Le père sera condamné en mai 2023, pour agressions sexuelles « par personne abusant de l'autorité que lui confère sa fonction » de prêtre sur de jeunes séminaristes : deux ans de prison avec un sursis probatoire de trois ans, obligation de soins, interdiction durant dix ans de toute activité professionnelle ou bénévole auprès de mineurs : il est aussi désormais inscrit au fichier des délinquants sexuels 🡵.

Cependant, il faudra attendre le mois de novembre, alors que la presse va publier un article, pour que le diocèse communique enfin 🡵. Pour légitimer ce retard de communication, le diocèse invoque les préparatifs de la venue du pape François en septembre 2023 : « Nous avions reçu les conclusions à ce moment-là, mais il se passait alors un certain nombre de choses à Marseille », relate le père Brunet.

Mgr Aveline est également accusé d'avoir reçu une confidence au sujet des agressions du père Sighieri, le jour de son ordination épiscopale en 2014. Accusation qui aurait été ignorée jusqu'en 2019 🡵. Le communiqué du diocèse apporte la réponse suivante, qui semble suggérer que Mgr Aveline n'a jamais reçu les confidences dont il est question : « Si le Cardinal Aveline avait reçu, au milieu des festivités de son ordination comme évêque auxiliaire […] une information à propos d'agissements du P. Sighieri, il aurait sans aucun doute proposé à la personne, selon son habitude, de prendre rendez-vous » 🡵.

Le père Jean-Pierre Hours

En 2020, Mgr Jean-Marc Aveline a connaissance par son vicaire général, le père Xavier Manzano, des aveux filmés du père Jean-Pierre Hours accusé d'agressions sexuelle et de viol. Cependant, il ne fait que transmettre le dossier aux Oblats de Marie-Immaculée auxquels appartient le père Hours. Ce dernier reste ainsi au contact de jeunes adultes du diocèse de Marseille jusqu'en 2023 au sein de la résidence d'étudiants Ricard-Digne 🡵 🡵.
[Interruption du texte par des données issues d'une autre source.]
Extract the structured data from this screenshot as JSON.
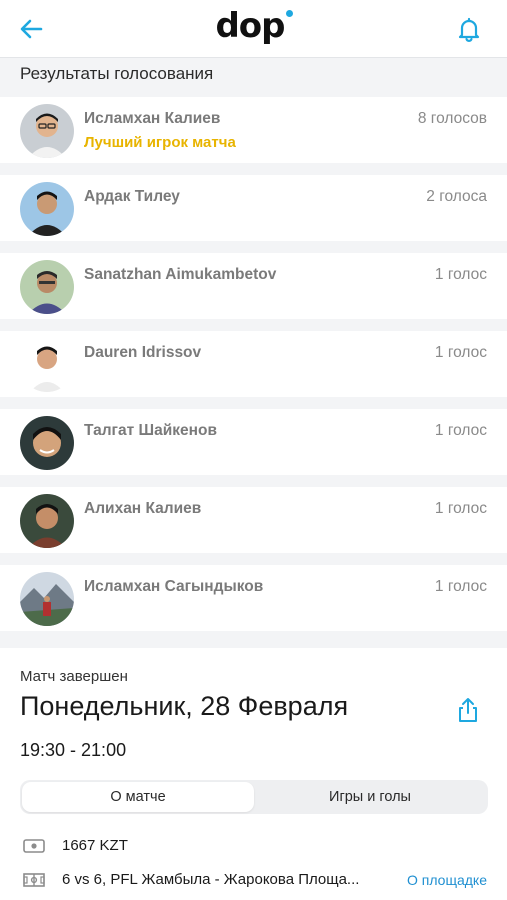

De plus, selon l'article de Paris Match, le cardinal Aveline aurait contacté une victime (Yacine) six mois après avoir pris connaissance des aveux filmés du père Jean-Pierre Hours, et lui aurait demandé de ne surtout pas faire de vagues. Dans le communiqué du diocèse de Marseille, « le Cardinal Aveline dément formellement avoir contacté la personne nommée Yacine dans l'article et avoir tenu les propos rapportés » 🡵.